Concernant la perturbation engendrée chez BW, le tribunal dira que BW, à travers les multiples démarches qu’elle a dû mener, en démontre le principe, mais qu’elle n’en justifie pas le quantum.
Ainsi, le tribunal usant de son pouvoir souverain d’appréciation, condamnera LP à verser à BW la somme de 1 € à titre de dommages et intérêts.
En conséquence, le tribunal condamnera LP à rembourser à BW la somme de 5 556,07 € au titre des loyers indus de la période avril à octobre 2024, et à lui payer la somme de 1 € à titre de dommages et intérêts, déboutant BW du surplus de ses demandes.
Sur la restitution du véhicule objet du contrat de location
Au vu des faits de la cause, le tribunal dira que le contrat de location prévoit la restitution du véhicule loué après résiliation du contrat et autorisera LP à le récupérer au garage Fast Carrosserie [Adresse 7], où il est entreposé depuis le 28 février 2024.
Sur l’application de l’article 700 du code de procédure civile, et les dépens
Pour faire reconnaître ses droits, BW dû exposer des frais non compris dans les dépens, qu’il serait inéquitable de laisser à sa charge.
En conséquence, le tribunal condamnera LP à payer à BW la somme de 3 000 €, au titre de l’article 700 du code de procédure civile, déboutant pour le surplus, ainsi qu’aux dépens de l’instance.
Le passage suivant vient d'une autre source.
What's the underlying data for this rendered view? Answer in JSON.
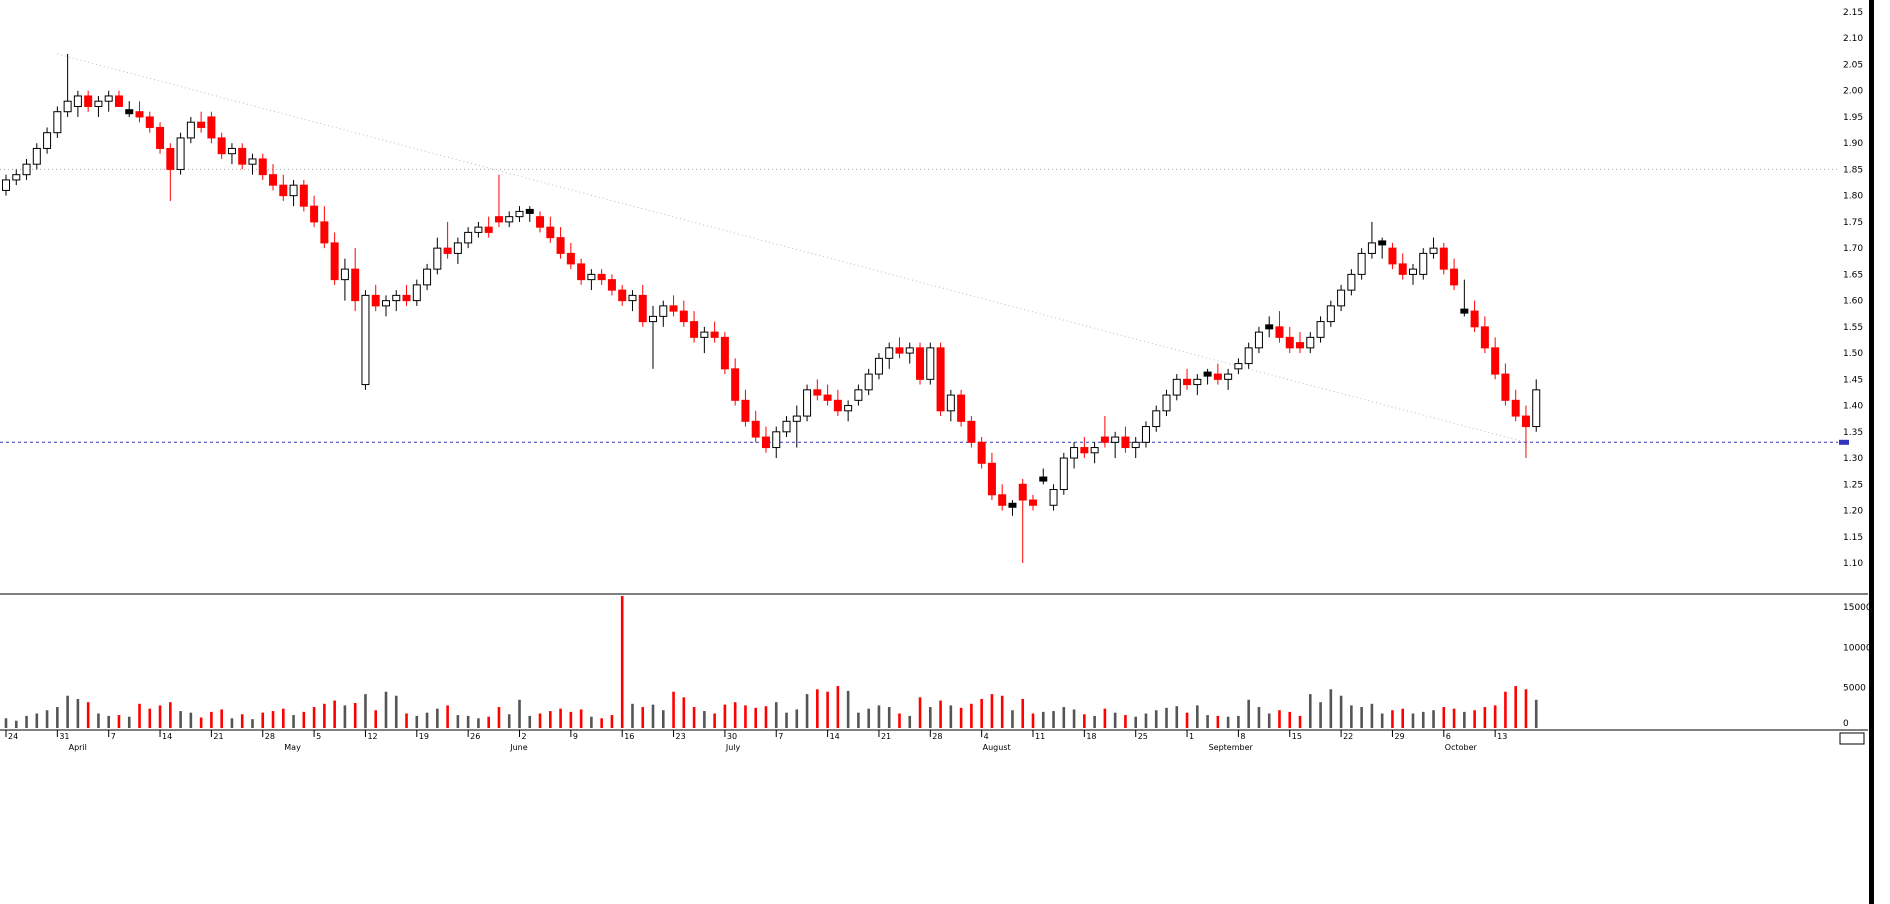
{
  "chart_data": {
    "type": "candlestick",
    "title": "",
    "description": "Daily candlestick price chart with volume pane, declining from ~2.00 in April to ~1.10 in August, recovering to ~1.75 in late September, falling again in October",
    "price_axis": {
      "side": "right",
      "min": 1.1,
      "max": 2.15,
      "tick_step": 0.05,
      "tick_labels": [
        "2.15",
        "2.10",
        "2.05",
        "2.00",
        "1.95",
        "1.90",
        "1.85",
        "1.80",
        "1.75",
        "1.70",
        "1.65",
        "1.60",
        "1.55",
        "1.50",
        "1.45",
        "1.40",
        "1.35",
        "1.30",
        "1.25",
        "1.20",
        "1.15",
        "1.10"
      ]
    },
    "volume_axis": {
      "side": "right",
      "ticks": [
        {
          "label": "15000",
          "value": 15000
        },
        {
          "label": "10000",
          "value": 10000
        },
        {
          "label": "5000",
          "value": 5000
        },
        {
          "label": "0",
          "value": 0
        }
      ]
    },
    "x_axis": {
      "week_ticks": [
        {
          "index": 0,
          "label": "24"
        },
        {
          "index": 5,
          "label": "31"
        },
        {
          "index": 10,
          "label": "7"
        },
        {
          "index": 15,
          "label": "14"
        },
        {
          "index": 20,
          "label": "21"
        },
        {
          "index": 25,
          "label": "28"
        },
        {
          "index": 30,
          "label": "5"
        },
        {
          "index": 35,
          "label": "12"
        },
        {
          "index": 40,
          "label": "19"
        },
        {
          "index": 45,
          "label": "26"
        },
        {
          "index": 50,
          "label": "2"
        },
        {
          "index": 55,
          "label": "9"
        },
        {
          "index": 60,
          "label": "16"
        },
        {
          "index": 65,
          "label": "23"
        },
        {
          "index": 70,
          "label": "30"
        },
        {
          "index": 75,
          "label": "7"
        },
        {
          "index": 80,
          "label": "14"
        },
        {
          "index": 85,
          "label": "21"
        },
        {
          "index": 90,
          "label": "28"
        },
        {
          "index": 95,
          "label": "4"
        },
        {
          "index": 100,
          "label": "11"
        },
        {
          "index": 105,
          "label": "18"
        },
        {
          "index": 110,
          "label": "25"
        },
        {
          "index": 115,
          "label": "1"
        },
        {
          "index": 120,
          "label": "8"
        },
        {
          "index": 125,
          "label": "15"
        },
        {
          "index": 130,
          "label": "22"
        },
        {
          "index": 135,
          "label": "29"
        },
        {
          "index": 140,
          "label": "6"
        },
        {
          "index": 145,
          "label": "13"
        }
      ],
      "months": [
        {
          "index": 6,
          "label": "April"
        },
        {
          "index": 27,
          "label": "May"
        },
        {
          "index": 49,
          "label": "June"
        },
        {
          "index": 70,
          "label": "July"
        },
        {
          "index": 95,
          "label": "August"
        },
        {
          "index": 117,
          "label": "September"
        },
        {
          "index": 140,
          "label": "October"
        }
      ]
    },
    "reference_lines": [
      {
        "name": "resistance-dotted-line",
        "price": 1.85,
        "style": "dotted",
        "color": "#a8a8a8"
      },
      {
        "name": "support-dashed-line",
        "price": 1.33,
        "style": "dashed",
        "color": "#3333bb"
      }
    ],
    "trendline": {
      "name": "downtrend-line",
      "from_index": 5,
      "from_price": 2.07,
      "to_index": 148,
      "to_price": 1.33,
      "style": "dotted",
      "color": "#bbbbbb"
    },
    "colors": {
      "up_fill": "#ffffff",
      "up_stroke": "#000000",
      "down_fill": "#ff0000",
      "down_stroke": "#ff0000",
      "doji_fill": "#000000",
      "volume_up": "#555555",
      "volume_down": "#ff0000",
      "axis_text": "#000000",
      "background": "#ffffff"
    },
    "candles_format": [
      "open",
      "high",
      "low",
      "close",
      "volume"
    ],
    "candles": [
      [
        1.81,
        1.84,
        1.8,
        1.83,
        1200
      ],
      [
        1.83,
        1.85,
        1.82,
        1.84,
        900
      ],
      [
        1.84,
        1.87,
        1.83,
        1.86,
        1500
      ],
      [
        1.86,
        1.9,
        1.85,
        1.89,
        1800
      ],
      [
        1.89,
        1.93,
        1.88,
        1.92,
        2200
      ],
      [
        1.92,
        1.97,
        1.91,
        1.96,
        2600
      ],
      [
        1.96,
        2.07,
        1.95,
        1.98,
        4000
      ],
      [
        1.97,
        2.0,
        1.95,
        1.99,
        3600
      ],
      [
        1.99,
        2.0,
        1.96,
        1.97,
        3200
      ],
      [
        1.97,
        1.99,
        1.95,
        1.98,
        1800
      ],
      [
        1.98,
        2.0,
        1.96,
        1.99,
        1500
      ],
      [
        1.99,
        2.0,
        1.97,
        1.97,
        1600
      ],
      [
        1.96,
        1.98,
        1.95,
        1.96,
        1400
      ],
      [
        1.96,
        1.98,
        1.94,
        1.95,
        3000
      ],
      [
        1.95,
        1.96,
        1.92,
        1.93,
        2400
      ],
      [
        1.93,
        1.94,
        1.88,
        1.89,
        2800
      ],
      [
        1.89,
        1.9,
        1.79,
        1.85,
        3200
      ],
      [
        1.85,
        1.92,
        1.84,
        1.91,
        2100
      ],
      [
        1.91,
        1.95,
        1.9,
        1.94,
        1900
      ],
      [
        1.94,
        1.96,
        1.92,
        1.93,
        1300
      ],
      [
        1.95,
        1.96,
        1.9,
        1.91,
        2000
      ],
      [
        1.91,
        1.92,
        1.87,
        1.88,
        2300
      ],
      [
        1.88,
        1.9,
        1.86,
        1.89,
        1200
      ],
      [
        1.89,
        1.9,
        1.85,
        1.86,
        1700
      ],
      [
        1.86,
        1.88,
        1.84,
        1.87,
        1100
      ],
      [
        1.87,
        1.88,
        1.83,
        1.84,
        1900
      ],
      [
        1.84,
        1.86,
        1.81,
        1.82,
        2100
      ],
      [
        1.82,
        1.84,
        1.79,
        1.8,
        2400
      ],
      [
        1.8,
        1.83,
        1.78,
        1.82,
        1600
      ],
      [
        1.82,
        1.83,
        1.77,
        1.78,
        2000
      ],
      [
        1.78,
        1.8,
        1.74,
        1.75,
        2600
      ],
      [
        1.75,
        1.78,
        1.7,
        1.71,
        3000
      ],
      [
        1.71,
        1.73,
        1.63,
        1.64,
        3400
      ],
      [
        1.64,
        1.68,
        1.6,
        1.66,
        2800
      ],
      [
        1.66,
        1.7,
        1.58,
        1.6,
        3100
      ],
      [
        1.44,
        1.62,
        1.43,
        1.61,
        4200
      ],
      [
        1.61,
        1.63,
        1.58,
        1.59,
        2200
      ],
      [
        1.59,
        1.61,
        1.57,
        1.6,
        4500
      ],
      [
        1.6,
        1.62,
        1.58,
        1.61,
        4000
      ],
      [
        1.61,
        1.63,
        1.59,
        1.6,
        1800
      ],
      [
        1.6,
        1.64,
        1.59,
        1.63,
        1500
      ],
      [
        1.63,
        1.67,
        1.62,
        1.66,
        1900
      ],
      [
        1.66,
        1.72,
        1.65,
        1.7,
        2400
      ],
      [
        1.7,
        1.75,
        1.68,
        1.69,
        2800
      ],
      [
        1.69,
        1.72,
        1.67,
        1.71,
        1600
      ],
      [
        1.71,
        1.74,
        1.7,
        1.73,
        1500
      ],
      [
        1.73,
        1.75,
        1.72,
        1.74,
        1200
      ],
      [
        1.74,
        1.76,
        1.72,
        1.73,
        1400
      ],
      [
        1.76,
        1.84,
        1.74,
        1.75,
        2600
      ],
      [
        1.75,
        1.77,
        1.74,
        1.76,
        1700
      ],
      [
        1.76,
        1.78,
        1.75,
        1.77,
        3500
      ],
      [
        1.77,
        1.78,
        1.75,
        1.77,
        1500
      ],
      [
        1.76,
        1.77,
        1.73,
        1.74,
        1800
      ],
      [
        1.74,
        1.76,
        1.71,
        1.72,
        2100
      ],
      [
        1.72,
        1.74,
        1.68,
        1.69,
        2400
      ],
      [
        1.69,
        1.71,
        1.66,
        1.67,
        2000
      ],
      [
        1.67,
        1.68,
        1.63,
        1.64,
        2300
      ],
      [
        1.64,
        1.66,
        1.62,
        1.65,
        1400
      ],
      [
        1.65,
        1.66,
        1.63,
        1.64,
        1200
      ],
      [
        1.64,
        1.65,
        1.61,
        1.62,
        1600
      ],
      [
        1.62,
        1.63,
        1.59,
        1.6,
        17000
      ],
      [
        1.6,
        1.62,
        1.58,
        1.61,
        3000
      ],
      [
        1.61,
        1.63,
        1.55,
        1.56,
        2600
      ],
      [
        1.56,
        1.59,
        1.47,
        1.57,
        2900
      ],
      [
        1.57,
        1.6,
        1.55,
        1.59,
        2200
      ],
      [
        1.59,
        1.61,
        1.57,
        1.58,
        4500
      ],
      [
        1.58,
        1.6,
        1.55,
        1.56,
        3800
      ],
      [
        1.56,
        1.58,
        1.52,
        1.53,
        2600
      ],
      [
        1.53,
        1.55,
        1.5,
        1.54,
        2100
      ],
      [
        1.54,
        1.56,
        1.52,
        1.53,
        1800
      ],
      [
        1.53,
        1.54,
        1.46,
        1.47,
        2900
      ],
      [
        1.47,
        1.49,
        1.4,
        1.41,
        3200
      ],
      [
        1.41,
        1.43,
        1.36,
        1.37,
        2800
      ],
      [
        1.37,
        1.39,
        1.33,
        1.34,
        2500
      ],
      [
        1.34,
        1.36,
        1.31,
        1.32,
        2700
      ],
      [
        1.32,
        1.36,
        1.3,
        1.35,
        3200
      ],
      [
        1.35,
        1.38,
        1.34,
        1.37,
        1900
      ],
      [
        1.37,
        1.4,
        1.32,
        1.38,
        2300
      ],
      [
        1.38,
        1.44,
        1.37,
        1.43,
        4200
      ],
      [
        1.43,
        1.45,
        1.41,
        1.42,
        4800
      ],
      [
        1.42,
        1.44,
        1.4,
        1.41,
        4500
      ],
      [
        1.41,
        1.43,
        1.38,
        1.39,
        5200
      ],
      [
        1.39,
        1.41,
        1.37,
        1.4,
        4600
      ],
      [
        1.41,
        1.44,
        1.4,
        1.43,
        1900
      ],
      [
        1.43,
        1.47,
        1.42,
        1.46,
        2400
      ],
      [
        1.46,
        1.5,
        1.45,
        1.49,
        2800
      ],
      [
        1.49,
        1.52,
        1.47,
        1.51,
        2600
      ],
      [
        1.51,
        1.53,
        1.49,
        1.5,
        1800
      ],
      [
        1.5,
        1.52,
        1.48,
        1.51,
        1500
      ],
      [
        1.51,
        1.52,
        1.44,
        1.45,
        3800
      ],
      [
        1.45,
        1.52,
        1.44,
        1.51,
        2600
      ],
      [
        1.51,
        1.52,
        1.38,
        1.39,
        3400
      ],
      [
        1.39,
        1.43,
        1.37,
        1.42,
        2800
      ],
      [
        1.42,
        1.43,
        1.36,
        1.37,
        2500
      ],
      [
        1.37,
        1.38,
        1.32,
        1.33,
        3000
      ],
      [
        1.33,
        1.34,
        1.28,
        1.29,
        3600
      ],
      [
        1.29,
        1.31,
        1.22,
        1.23,
        4200
      ],
      [
        1.23,
        1.25,
        1.2,
        1.21,
        4000
      ],
      [
        1.21,
        1.22,
        1.19,
        1.21,
        2200
      ],
      [
        1.25,
        1.26,
        1.1,
        1.22,
        3600
      ],
      [
        1.22,
        1.23,
        1.2,
        1.21,
        1800
      ],
      [
        1.26,
        1.28,
        1.25,
        1.26,
        2000
      ],
      [
        1.21,
        1.25,
        1.2,
        1.24,
        2100
      ],
      [
        1.24,
        1.31,
        1.23,
        1.3,
        2600
      ],
      [
        1.3,
        1.33,
        1.28,
        1.32,
        2300
      ],
      [
        1.32,
        1.34,
        1.3,
        1.31,
        1700
      ],
      [
        1.31,
        1.33,
        1.29,
        1.32,
        1500
      ],
      [
        1.34,
        1.38,
        1.32,
        1.33,
        2400
      ],
      [
        1.33,
        1.35,
        1.3,
        1.34,
        1900
      ],
      [
        1.34,
        1.36,
        1.31,
        1.32,
        1600
      ],
      [
        1.32,
        1.34,
        1.3,
        1.33,
        1400
      ],
      [
        1.33,
        1.37,
        1.32,
        1.36,
        1800
      ],
      [
        1.36,
        1.4,
        1.35,
        1.39,
        2200
      ],
      [
        1.39,
        1.43,
        1.38,
        1.42,
        2500
      ],
      [
        1.42,
        1.46,
        1.41,
        1.45,
        2700
      ],
      [
        1.45,
        1.47,
        1.43,
        1.44,
        1900
      ],
      [
        1.44,
        1.46,
        1.42,
        1.45,
        2800
      ],
      [
        1.46,
        1.47,
        1.44,
        1.46,
        1600
      ],
      [
        1.46,
        1.48,
        1.44,
        1.45,
        1500
      ],
      [
        1.45,
        1.47,
        1.43,
        1.46,
        1400
      ],
      [
        1.47,
        1.49,
        1.46,
        1.48,
        1500
      ],
      [
        1.48,
        1.52,
        1.47,
        1.51,
        3500
      ],
      [
        1.51,
        1.55,
        1.5,
        1.54,
        2600
      ],
      [
        1.55,
        1.57,
        1.53,
        1.55,
        1800
      ],
      [
        1.55,
        1.58,
        1.52,
        1.53,
        2200
      ],
      [
        1.53,
        1.55,
        1.5,
        1.51,
        2000
      ],
      [
        1.52,
        1.54,
        1.5,
        1.51,
        1500
      ],
      [
        1.51,
        1.54,
        1.5,
        1.53,
        4200
      ],
      [
        1.53,
        1.57,
        1.52,
        1.56,
        3200
      ],
      [
        1.56,
        1.6,
        1.55,
        1.59,
        4800
      ],
      [
        1.59,
        1.63,
        1.58,
        1.62,
        4000
      ],
      [
        1.62,
        1.66,
        1.61,
        1.65,
        2800
      ],
      [
        1.65,
        1.7,
        1.64,
        1.69,
        2600
      ],
      [
        1.69,
        1.75,
        1.68,
        1.71,
        3000
      ],
      [
        1.71,
        1.72,
        1.68,
        1.71,
        1800
      ],
      [
        1.7,
        1.71,
        1.66,
        1.67,
        2200
      ],
      [
        1.67,
        1.69,
        1.64,
        1.65,
        2400
      ],
      [
        1.65,
        1.67,
        1.63,
        1.66,
        1800
      ],
      [
        1.65,
        1.7,
        1.64,
        1.69,
        2000
      ],
      [
        1.69,
        1.72,
        1.68,
        1.7,
        2200
      ],
      [
        1.7,
        1.71,
        1.65,
        1.66,
        2600
      ],
      [
        1.66,
        1.68,
        1.62,
        1.63,
        2400
      ],
      [
        1.58,
        1.64,
        1.57,
        1.58,
        2000
      ],
      [
        1.58,
        1.6,
        1.54,
        1.55,
        2200
      ],
      [
        1.55,
        1.57,
        1.5,
        1.51,
        2600
      ],
      [
        1.51,
        1.53,
        1.45,
        1.46,
        2800
      ],
      [
        1.46,
        1.48,
        1.4,
        1.41,
        4500
      ],
      [
        1.41,
        1.43,
        1.37,
        1.38,
        5200
      ],
      [
        1.38,
        1.4,
        1.3,
        1.36,
        4800
      ],
      [
        1.36,
        1.45,
        1.35,
        1.43,
        3500
      ]
    ]
  }
}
Sur l’exécution provisoire
Au vu des faits de la cause, le tribunal rappellera qu’elle est de droit, et dira n’y avoir lieu à l’écarter.
PAR CES MOTIFS
Le tribunal, statuant par un jugement contradictoire en premier ressort :
PRONONCE la résiliation du contrat de location aux torts de la SAS LEASEPLAN FRANCE à compter du 17 avril 2024,
DEBOUTE la SAS LEASEPLAN FRANCE de sa demande de paiement des loyers de la période novembre 2024 à mai 2025,
CONDAMNE la SARL BLUE WIRE FRANCE à régler à la SAS LEASEPLAN FRANCE la somme de 5 710,13 € au titre de l’utilisation du véhicule de remplacement, outre intérêt au taux
égal à 3 fois le taux légal à compter de la date d’exigibilité de chaque facture et 160 € au titre de l’indemnité pour frais de recouvrement de 4 factures,
CONDAMNE la SAS LEASEPLAN FRANCE à rembourser à la SARL BLUE WIRE FRANCE la somme de 5 556,07 € au titre des loyers indus de la période avril à octobre 2024,
CONDAMNE la SAS LEASEPLAN FRANCE à payer à la SARL BLUE WIRE FRANCE la somme de 1 € à titre de dommages et intérêts,
ORDONNE la compensation des sommes dues après prise en compte des intérêts tels que définis plus haut,
DEBOUTE la SARL BLUE WIRE FRANCE du surplus de ses demandes,
AUTORISE la SAS LEASEPLAN FRANCE à récupérer le véhicule loué au garage Fast Carrosserie [Adresse 7], où il est entreposé depuis le 28 février 2024,
CONDAMNE la SAS LEASEPLAN FRANCE à payer à la SARL BLUE WIRE FRANCE la somme de 3 000 €, au titre de l’article 700 du code de procédure civile, ainsi qu’aux dépens de l’instance,
RAPPELLE que l’exécution provisoire est de droit, et DIT n’y avoir lieu à l’écarter.
Liquide les dépens du greffe à la somme de 67,45 euros, dont TVA 11,24 euros.
Délibéré par M. José-Luc LEBAN, président du délibéré, M. Pierre-Louis FRANCOIS et M. Michel HAUTEKIET, (M. LEBAN José-Luc étant juge chargé d’instruire l’affaire).
Le présent jugement est mis à disposition au greffe de ce tribunal, les parties en ayant été préalablement avisées verbalement lors des débats dans les conditions prévues au deuxième alinéa de l’article 450 du code de procédure civile.
La minute du jugement est signée électroniquement par le président du délibéré et le greffier.